Otto descreve essa experiência do tremendum, ou majestas, e do fascinosum como “numinosa” (do latim numen, “deus”), na medida em que é provocada pela revelação de um aspecto do poder divino.

“O numinoso singulariza-se como qualquer coisa de ganz andere [‘todo outro’], radical e totalmente diferente: não se assemelha a nada de humano ou cósmico; em relação ao ganz andere, o homem tem o sentimento de sua profunda nulidade, o sentimento de ‘não ser mais do que uma criatura’, ou seja — segundo os termos com que Abraão se dirigiu ao Senhor —, de não ser ‘senão cinza e pó’ (Gênesis, 18: 27). O sagrado manifesta-se sempre como uma realidade inteiramente diferente das realidades ‘naturais’.” [2]

Já podemos, então, discernir algumas características desse sagrado, em seu aspecto numinoso: na medida em que se manifesta a nós e assim nos é “revelado”, a gratuidade; no ser algo que nos é inteiramente estranho e distinto de tudo o que conhecemos, a alteridade; em sua dimensão de “mistério” — que, no termo grego que lhe deu origem, mystérion, refere-se a algo que é “mantido fechado” —, expressa a impossibilidade humana de apreender (incognoscibilidade) por completo e exprimir o ganz andere.

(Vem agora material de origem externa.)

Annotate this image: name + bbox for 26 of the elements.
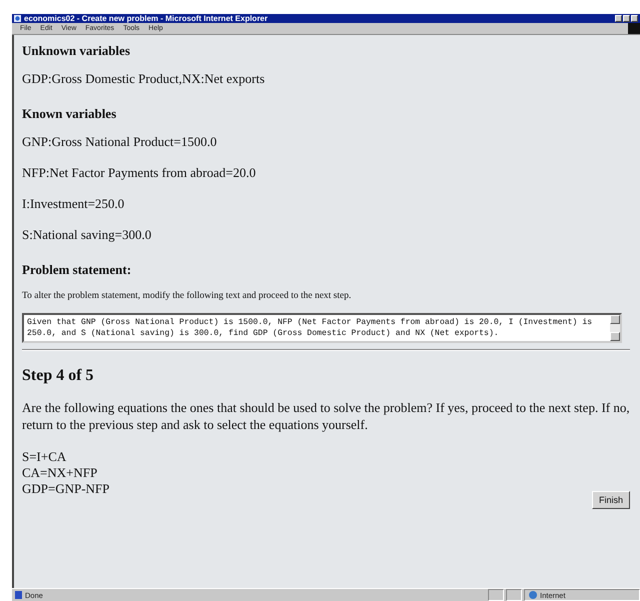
variable-text: I:Investment=250.0 xyxy=(22,196,126,211)
window-title: economics02 - Create new problem - Microsoft Internet Explorer xyxy=(24,14,269,23)
section-heading: Unknown variables xyxy=(22,43,131,58)
equation-text: GDP=GNP-NFP xyxy=(22,481,111,497)
variable-text: S:National saving=300.0 xyxy=(22,227,152,242)
minimize-button[interactable] xyxy=(615,15,622,22)
question-text: Are the following equations the ones that should be used to solve the problem? If yes, proceed to the next step. If no, return to the previous step and ask to select the equations yourself. xyxy=(22,399,630,433)
finish-button[interactable]: Finish xyxy=(592,491,630,509)
hint-text: To alter the problem statement, modify the following text and proceed to the next step. xyxy=(22,290,352,302)
section-heading: Problem statement: xyxy=(22,262,132,277)
close-button[interactable] xyxy=(631,15,638,22)
section-heading: Known variables xyxy=(22,106,118,121)
globe-icon xyxy=(529,591,537,599)
variable-text: GDP:Gross Domestic Product,NX:Net exports xyxy=(22,71,266,86)
browser-icon xyxy=(14,15,21,22)
equation-text: S=I+CA xyxy=(22,449,68,465)
problem-text-field[interactable]: Given that GNP (Gross National Product) is 1500.0, NFP (Net Factor Payments from abroad) is 20.0, I (Investment) is 250.0, and S (National saving) is 300.0, find GDP (Gross Domestic Product) and NX (Net exports). xyxy=(22,313,622,343)
scroll-down-button[interactable] xyxy=(610,332,620,341)
maximize-button[interactable] xyxy=(623,15,630,22)
step-heading: Step 4 of 5 xyxy=(22,367,95,385)
variable-text: GNP:Gross National Product=1500.0 xyxy=(22,134,218,149)
variable-text: NFP:Net Factor Payments from abroad=20.0 xyxy=(22,165,257,180)
equation-text: CA=NX+NFP xyxy=(22,465,98,481)
status-panel xyxy=(506,589,522,601)
status-panel xyxy=(488,589,504,601)
scroll-up-button[interactable] xyxy=(610,315,620,324)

Eliade propõe o termo hierofania para se referir ao fato de que “o homem toma conhecimento do sagrado porque este se manifesta, se mostra como algo absolutamente diferente do profano”. [2]

“A história das religiões – desde as mais primitivas às mais elaboradas – é constituída por um número considerável de hierofanias, pelas manifestações das realidades sagradas. (…)

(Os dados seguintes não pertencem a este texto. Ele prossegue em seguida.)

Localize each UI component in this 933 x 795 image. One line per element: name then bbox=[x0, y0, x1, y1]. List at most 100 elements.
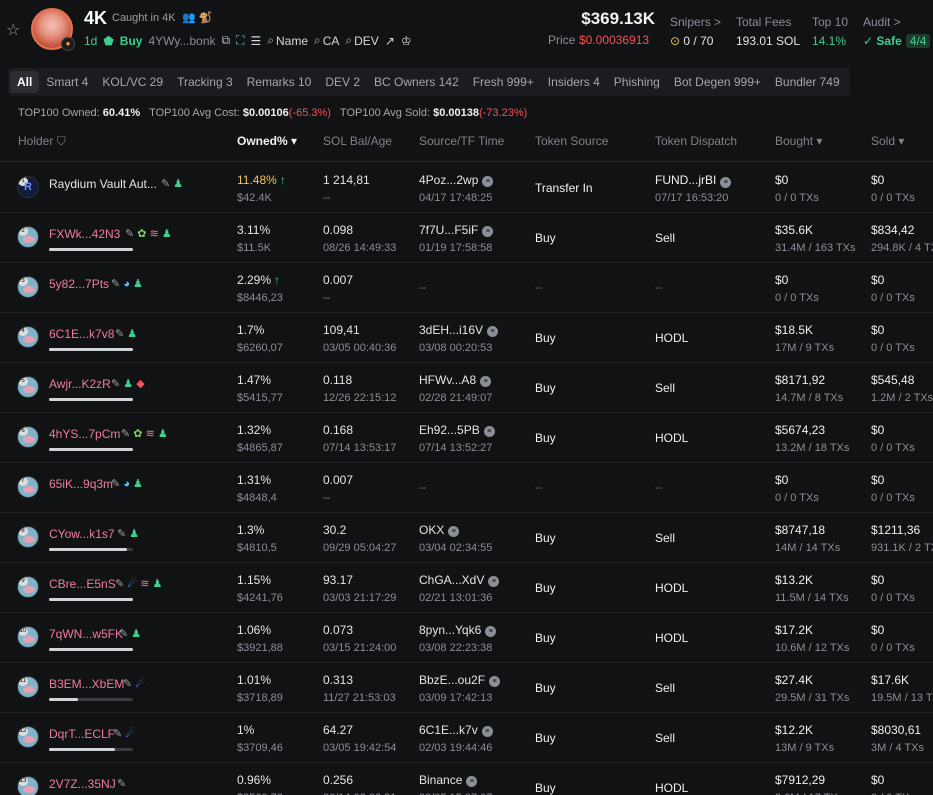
table-row[interactable]: 8 CYow...k1s7 ✎ ♟ 1.3% $4810,5 30.2 09/29 05:… bbox=[0, 513, 933, 563]
holder-address[interactable]: 4hYS...7pCm bbox=[49, 427, 120, 441]
tab-bot[interactable]: Bot Degen 999+ bbox=[667, 71, 768, 93]
search-dev-button[interactable]: ⌕ DEV bbox=[345, 33, 378, 48]
token-avatar[interactable]: ● bbox=[31, 8, 75, 51]
table-row[interactable]: 4 6C1E...k7v8 ✎ ♟ 1.7% $6260,07 109,41 03/05 … bbox=[0, 313, 933, 363]
column-sold[interactable]: Sold ▾ bbox=[871, 134, 904, 148]
table-row[interactable]: 10 7qWN...w5FK ✎ ♟ 1.06% $3921,88 0.073 03/15… bbox=[0, 613, 933, 663]
column-token-source[interactable]: Token Source bbox=[535, 134, 608, 148]
edit-icon[interactable]: ✎ bbox=[111, 278, 123, 290]
funding-source[interactable]: OKX ≡ bbox=[419, 523, 460, 537]
edit-icon[interactable]: ✎ bbox=[121, 428, 133, 440]
table-header: Holder ⛉ Owned% ▾ SOL Bal/Age Source/TF … bbox=[0, 134, 933, 162]
table-row[interactable]: 1 R Raydium Vault Aut... ✎ ♟ 11.48% ↑ $42.4K 1… bbox=[0, 163, 933, 213]
funding-source[interactable]: BbzE...ou2F ≡ bbox=[419, 673, 501, 687]
token-dispatch[interactable]: FUND...jrBI ≡ bbox=[655, 173, 732, 188]
edit-icon[interactable]: ✎ bbox=[119, 628, 131, 640]
column-token-dispatch[interactable]: Token Dispatch bbox=[655, 134, 737, 148]
edit-icon[interactable]: ✎ bbox=[161, 178, 173, 190]
tab-all[interactable]: All bbox=[10, 71, 40, 93]
column-owned[interactable]: Owned% ▾ bbox=[237, 134, 297, 148]
holder-address[interactable]: 65iK...9q3m bbox=[49, 477, 113, 491]
copy-icon[interactable]: ⧉ bbox=[222, 33, 231, 48]
funding-source[interactable]: Binance ≡ bbox=[419, 773, 478, 787]
tab-kol-vc[interactable]: KOL/VC 29 bbox=[95, 71, 170, 93]
sold-usd: $834,42 bbox=[871, 223, 915, 237]
owned-usd: $4848,4 bbox=[237, 492, 277, 504]
bought-usd: $17.2K bbox=[775, 623, 814, 637]
funding-source[interactable]: 8pyn...Yqk6 ≡ bbox=[419, 623, 497, 637]
tab-bc[interactable]: BC Owners 142 bbox=[367, 71, 466, 93]
table-row[interactable]: 11 B3EM...XbEM ✎ ☄ 1.01% $3718,89 0.313 11/27… bbox=[0, 663, 933, 713]
source-empty: -- bbox=[419, 482, 427, 494]
snipers-stat[interactable]: Snipers > ⊙ 0 / 70 bbox=[670, 15, 721, 48]
tab-dev[interactable]: DEV 2 bbox=[318, 71, 367, 93]
edit-icon[interactable]: ✎ bbox=[117, 778, 126, 790]
table-row[interactable]: 7 65iK...9q3m ✎ ◕ ♟ 1.31% $4848,4 0.007 -- -- -… bbox=[0, 463, 933, 513]
external-link-icon[interactable]: ↗ bbox=[385, 34, 395, 48]
edit-icon[interactable]: ✎ bbox=[115, 328, 127, 340]
edit-icon[interactable]: ✎ bbox=[115, 578, 127, 590]
sold-txs: 931.1K / 2 TXs bbox=[871, 542, 933, 554]
funding-source[interactable]: 4Poz...2wp ≡ bbox=[419, 173, 494, 187]
holder-address[interactable]: FXWk...42N3 bbox=[49, 227, 120, 241]
search-name-button[interactable]: ⌕ Name bbox=[267, 33, 308, 48]
table-row[interactable]: 2 FXWk...42N3 ✎ ✿ ≋ ♟ 3.11% $11.5K 0.098 08/2… bbox=[0, 213, 933, 263]
bundle-icon[interactable]: ⛶ bbox=[236, 33, 244, 48]
edit-icon[interactable]: ✎ bbox=[125, 228, 137, 240]
audit-stat[interactable]: Audit > ✓ Safe 4/4 bbox=[863, 15, 931, 48]
edit-icon[interactable]: ✎ bbox=[113, 728, 125, 740]
table-row[interactable]: 5 Awjr...K2zR ✎ ♟ ◆ 1.47% $5415,77 0.118 12/2… bbox=[0, 363, 933, 413]
tab-remarks[interactable]: Remarks 10 bbox=[240, 71, 319, 93]
column-bought[interactable]: Bought ▾ bbox=[775, 134, 822, 148]
filter-icon[interactable]: ⛉ bbox=[57, 134, 66, 148]
tab-phishing[interactable]: Phishing bbox=[607, 71, 667, 93]
holder-address[interactable]: B3EM...XbEM bbox=[49, 677, 124, 691]
crown-icon[interactable]: ♔ bbox=[401, 34, 412, 48]
column-sol-bal[interactable]: SOL Bal/Age bbox=[323, 134, 392, 148]
edit-icon[interactable]: ✎ bbox=[123, 678, 135, 690]
funding-source[interactable]: 7f7U...F5iF ≡ bbox=[419, 223, 494, 237]
holder-address[interactable]: 5y82...7Pts bbox=[49, 277, 109, 291]
funding-source[interactable]: ChGA...XdV ≡ bbox=[419, 573, 500, 587]
holder-address[interactable]: Raydium Vault Aut... bbox=[49, 177, 157, 191]
table-row[interactable]: 6 4hYS...7pCm ✎ ✿ ≋ ♟ 1.32% $4865,87 0.168 07… bbox=[0, 413, 933, 463]
bought-txs: 0 / 0 TXs bbox=[775, 192, 819, 204]
holder-address[interactable]: 6C1E...k7v8 bbox=[49, 327, 114, 341]
table-row[interactable]: 12 DqrT...ECLF ✎ ☄ 1% $3709,46 64.27 03/05 19… bbox=[0, 713, 933, 763]
edit-icon[interactable]: ✎ bbox=[117, 528, 129, 540]
sold-usd: $0 bbox=[871, 773, 885, 787]
edit-icon[interactable]: ✎ bbox=[111, 378, 123, 390]
tab-tracking[interactable]: Tracking 3 bbox=[170, 71, 240, 93]
funding-source[interactable]: 6C1E...k7v ≡ bbox=[419, 723, 493, 737]
tab-bundler[interactable]: Bundler 749 bbox=[768, 71, 847, 93]
funding-source[interactable]: 3dEH...i16V ≡ bbox=[419, 323, 499, 337]
tab-smart[interactable]: Smart 4 bbox=[39, 71, 95, 93]
table-row[interactable]: 9 CBre...E5nS ✎ ☄ ≋ ♟ 1.15% $4241,76 93.17 03… bbox=[0, 563, 933, 613]
column-holder[interactable]: Holder ⛉ bbox=[18, 134, 66, 149]
bought-txs: 10.6M / 12 TXs bbox=[775, 642, 850, 654]
holding-bar bbox=[49, 348, 133, 351]
rank-badge: 5 bbox=[18, 377, 28, 386]
funding-source[interactable]: HFWv...A8 ≡ bbox=[419, 373, 492, 387]
table-row[interactable]: 3 5y82...7Pts ✎ ◕ ♟ 2.29% ↑ $8446,23 0.007 -- -… bbox=[0, 263, 933, 313]
holder-avatar: 4 bbox=[17, 326, 39, 348]
tab-insiders[interactable]: Insiders 4 bbox=[541, 71, 607, 93]
holder-address[interactable]: CBre...E5nS bbox=[49, 577, 116, 591]
holder-address[interactable]: Awjr...K2zR bbox=[49, 377, 111, 391]
holder-address[interactable]: 7qWN...w5FK bbox=[49, 627, 123, 641]
holder-address[interactable]: CYow...k1s7 bbox=[49, 527, 115, 541]
tab-fresh[interactable]: Fresh 999+ bbox=[466, 71, 541, 93]
favorite-star-icon[interactable]: ☆ bbox=[6, 20, 20, 40]
table-row[interactable]: 132V7Z...35NJ✎ 0.96%$3560,730.25606/14 0… bbox=[0, 763, 933, 795]
holder-address[interactable]: 2V7Z...35NJ bbox=[49, 777, 116, 791]
holder-address[interactable]: DqrT...ECLF bbox=[49, 727, 115, 741]
token-address[interactable]: 4YWy...bonk bbox=[148, 34, 215, 48]
column-source[interactable]: Source/TF Time bbox=[419, 134, 504, 148]
buy-button[interactable]: Buy bbox=[120, 34, 143, 48]
bought-txs: 29.5M / 31 TXs bbox=[775, 692, 850, 704]
edit-icon[interactable]: ✎ bbox=[111, 478, 123, 490]
funding-source[interactable]: Eh92...5PB ≡ bbox=[419, 423, 495, 437]
search-ca-button[interactable]: ⌕ CA bbox=[314, 33, 339, 48]
list-icon[interactable]: ☰ bbox=[250, 34, 261, 48]
source-info-icon: ≡ bbox=[483, 426, 495, 437]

“Encontramo-nos diante do mesmo ato misterioso: a manifestação de algo ‘de ordem diferente’ – de uma realidade que não pertence ao nosso mundo –  em objetos que fazem parte integrante do nosso mundo ‘natural’, ‘profano’. (…)

“A pedra sagrada, a árvore sagrada não são adoradas com pedra ou como árvore, mas justamente porque são hierofanias, porque ‘revelam’ algo que já não é nem pedra, nem árvore, mas o sagrado, o ganz andere.

“Nunca será demais insistir no paradoxo que constitui toda hierofania, até a mais elementar. Manifestando o sagrado, um objeto qualquer torna-se outra coisa e, contudo, continua a ser ele mesmo, porque continua a participar do meio cósmico envolvente. Uma pedra sagrada nem por isso é menos uma pedra; aparentemente (para sermos mais exatos, de um ponto de vista profano) nada a distingue de todas as demais pedras. Para aqueles a cujos olhos uma pedra se revela sagrada, sua realidade imediata transmuda-se numa realidade sobrenatural. Em outras palavras, para aqueles que têm uma experiência religiosa, toda a Natureza é suscetível de revelar-se como sacralidade cósmica. O Cosmos, na sua totalidade, pode tornar-se uma hierofania.” [2]

“O sagrado está saturado de ser”, e por isso é percebido como a “realidade por excelência”. Implica ao mesmo tempo em “realidade, perenidade e eficácia. A oposição sagrado/profano traduz-se muitas vezes como uma oposição entre real e irreal ou pseudo real”.[2] Filosoficamente, podemos traçar um paralelo com a alegoria da caverna de Platão, que já se referia a essa percepção de uma dualidade da realidade.

A matéria, quando sagrada, é carregada de significado, e se torna encarnação do Verbo Divino — uma “Palavra”, porém, que não é propriamente “dita”; ao contrário, ela “acontece”, se realiza. Nesse sentido, o sagrado, como Revelação de um Outro que constitui um ato gratuito de desvelamento do Mistério, implica em um contato, ainda que fugaz, com uma Plenitude (em termos de uma Realidade Plena) que transcende o âmbito profano, “natural” da existência, numa experiência vivida como Deus que se apresenta ao humano e o convida a participar plenamente da sua Criação.


[1] Boff, L. O necessário resgate do sagrado. Aqui
[2] Eliade, M. O Sagrado e o Profano. São Paulo : Martins Fontes, 2001. Pp. 16ss.